Schools will be notified by December 1st if they are included in the voucher program. Then parents will have one month to apply for a voucher for 2004. Right now, only students in D-2 and D-11 qualify.

A school district can be subject to the voucher program if eight or more of its schools rate "poorly" on the state's accountability reports. And only students in those schools may request a voucher for transfer. Students in higher-rated schools in a district are not eligible.

Another qualification: the voucher law only covers students who fail a subject on state CSAP assessment tests. "In a school of 300, only 4 % would qualify. Then they have to be low-income or eligible for free or reduced lunch," says D-11 Deputy Superintendent Dr. Diana Sirko.

Steve Shuck thinks the vouchers are a good idea.

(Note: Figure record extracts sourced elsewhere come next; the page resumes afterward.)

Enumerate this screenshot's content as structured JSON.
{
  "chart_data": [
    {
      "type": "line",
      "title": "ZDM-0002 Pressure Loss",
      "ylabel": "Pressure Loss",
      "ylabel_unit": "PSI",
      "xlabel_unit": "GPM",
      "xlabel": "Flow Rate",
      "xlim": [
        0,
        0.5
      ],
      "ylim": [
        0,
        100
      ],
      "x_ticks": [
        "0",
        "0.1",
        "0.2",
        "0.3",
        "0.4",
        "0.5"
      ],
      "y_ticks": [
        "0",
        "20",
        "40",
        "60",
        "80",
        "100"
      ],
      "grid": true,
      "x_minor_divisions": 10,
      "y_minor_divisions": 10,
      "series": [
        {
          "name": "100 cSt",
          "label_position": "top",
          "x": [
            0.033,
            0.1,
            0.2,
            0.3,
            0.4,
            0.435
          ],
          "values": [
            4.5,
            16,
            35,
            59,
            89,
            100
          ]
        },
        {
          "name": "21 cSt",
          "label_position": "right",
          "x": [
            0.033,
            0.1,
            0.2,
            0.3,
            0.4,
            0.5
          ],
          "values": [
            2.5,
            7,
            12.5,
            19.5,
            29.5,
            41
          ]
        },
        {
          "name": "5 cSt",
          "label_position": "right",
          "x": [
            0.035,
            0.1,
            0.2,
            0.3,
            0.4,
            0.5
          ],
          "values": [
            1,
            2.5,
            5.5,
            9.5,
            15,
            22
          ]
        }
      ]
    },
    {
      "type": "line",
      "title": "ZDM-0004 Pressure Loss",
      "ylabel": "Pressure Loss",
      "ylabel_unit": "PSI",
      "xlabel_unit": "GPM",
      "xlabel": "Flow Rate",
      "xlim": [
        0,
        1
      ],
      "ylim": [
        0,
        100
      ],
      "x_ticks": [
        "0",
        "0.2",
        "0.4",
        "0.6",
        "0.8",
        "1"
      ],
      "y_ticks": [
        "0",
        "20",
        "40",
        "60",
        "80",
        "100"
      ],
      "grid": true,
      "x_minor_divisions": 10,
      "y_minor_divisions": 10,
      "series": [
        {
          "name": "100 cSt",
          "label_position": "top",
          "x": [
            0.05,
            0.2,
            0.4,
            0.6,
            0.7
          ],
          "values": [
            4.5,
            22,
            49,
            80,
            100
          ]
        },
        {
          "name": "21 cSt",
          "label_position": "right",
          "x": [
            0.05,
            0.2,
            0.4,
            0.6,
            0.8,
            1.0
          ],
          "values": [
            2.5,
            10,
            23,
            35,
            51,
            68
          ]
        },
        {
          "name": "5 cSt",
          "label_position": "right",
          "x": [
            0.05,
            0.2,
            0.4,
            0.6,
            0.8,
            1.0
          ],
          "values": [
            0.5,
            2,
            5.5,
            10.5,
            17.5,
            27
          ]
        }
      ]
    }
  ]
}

He says, despite the restrictions, it's still a big step in the right direction. "This will force public schools to compete to keep the meat in the seat," he says.

There are more than 30 private schools in Colorado Springs. The average tuition is $3,000. Vouchers would give qualifying students up to $6,000, so private schools see this as a boost for enrollment.

Opponents of the voucher program are threatening a lawsuit. Officials with the state teacher's union say the law is unconstitutional.